[comp.sys.ibm.pc] PC LISPs

leverich@randvax.UUCP (Brian Leverich) (02/25/88)

I'm interested in receiving comments from anyone who has actual hands-on
experience with LISPs that run under MS-DOS on PCs.  I'm particularly
interested in:
   * The speed of the compiled code at number-crunching (Does the
     LISP have some reasonable internal representation of real numbers?
     Does it know how to use a math coprocessor?  Etc.)
   * The size of the data spaces (atom, dotted-pair, number, string, etc.)
   * How flexible is file I/O (Can you open a file direct access R/W?
     Can you write numbers to files in their internal representation, or
     do you have to do a conversion to an ASCII representation?  Etc.)
Vendors' glossy literature tends to gloss right over these little details,
and hands-on experience seems to be the only way you really learn about
them.  :-(

I have essentially no interest in the usual AI weenie concerns with the
look and feel of the development environment.  Structure editors are for
wimps who can't count both forwards and backwards.  :-)

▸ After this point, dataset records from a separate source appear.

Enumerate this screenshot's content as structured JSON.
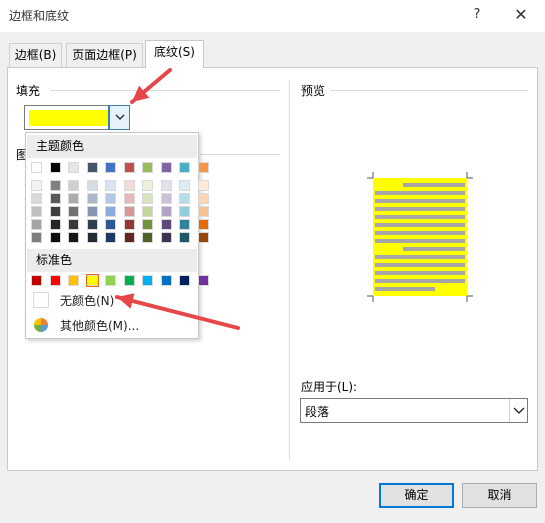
{
  "window": {
    "title": "边框和底纹",
    "help": "?",
    "close": "✕"
  },
  "tabs": [
    {
      "label": "边框(B)"
    },
    {
      "label": "页面边框(P)"
    },
    {
      "label": "底纹(S)"
    }
  ],
  "fill": {
    "label": "填充",
    "selected_color": "#ffff00"
  },
  "pattern": {
    "label": "图"
  },
  "colors_popup": {
    "theme_header": "主题颜色",
    "theme_top": [
      "#ffffff",
      "#000000",
      "#e7e6e6",
      "#44546a",
      "#4472c4",
      "#c0504d",
      "#9bbb59",
      "#8064a2",
      "#4bacc6",
      "#f79646"
    ],
    "theme_shades": [
      [
        "#f2f2f2",
        "#7f7f7f",
        "#d0cece",
        "#d6dce4",
        "#dae3f3",
        "#f2dcdb",
        "#ebf1dd",
        "#e5e0ec",
        "#dbeef3",
        "#fdeada"
      ],
      [
        "#d9d9d9",
        "#595959",
        "#aeabab",
        "#adb9ca",
        "#b4c7e7",
        "#e5b9b7",
        "#d7e3bc",
        "#ccc1d9",
        "#b7dde8",
        "#fbd5b5"
      ],
      [
        "#bfbfbf",
        "#3f3f3f",
        "#757070",
        "#8496b0",
        "#8faadc",
        "#d99694",
        "#c3d69b",
        "#b2a2c7",
        "#92cddc",
        "#fac08f"
      ],
      [
        "#a5a5a5",
        "#262626",
        "#3a3838",
        "#333f50",
        "#2f5597",
        "#953734",
        "#76923c",
        "#5f497a",
        "#31859b",
        "#e36c09"
      ],
      [
        "#7f7f7f",
        "#0c0c0c",
        "#171616",
        "#222a35",
        "#1f3864",
        "#632423",
        "#4f6128",
        "#3f3151",
        "#205867",
        "#974806"
      ]
    ],
    "standard_header": "标准色",
    "standard": [
      "#c00000",
      "#ff0000",
      "#ffc000",
      "#ffff00",
      "#92d050",
      "#00b050",
      "#00b0f0",
      "#0070c0",
      "#002060",
      "#7030a0"
    ],
    "no_color": "无颜色(N)",
    "more_colors": "其他颜色(M)..."
  },
  "preview": {
    "label": "预览",
    "fill_color": "#ffff00",
    "bar_color": "#a6a6a6"
  },
  "apply_to": {
    "label": "应用于(L):",
    "value": "段落"
  },
  "buttons": {
    "ok": "确定",
    "cancel": "取消"
  },
  "annotation_color": "#e8474a"
}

(Given the foregoing, it may sound like I need an innovative new language
called FORTRAN.  Actually, I'm an old FORTRAN hack but I just can't make
object oriented simulations happen without manipulating mountains of list
structures.  And that's sooo painful in FORTRAN...)

Thanks for any help anyone can give me.  -B
-- 
  "Simulate it in ROSS"
  Brian Leverich                       | U.S. Snail: 1700 Main St.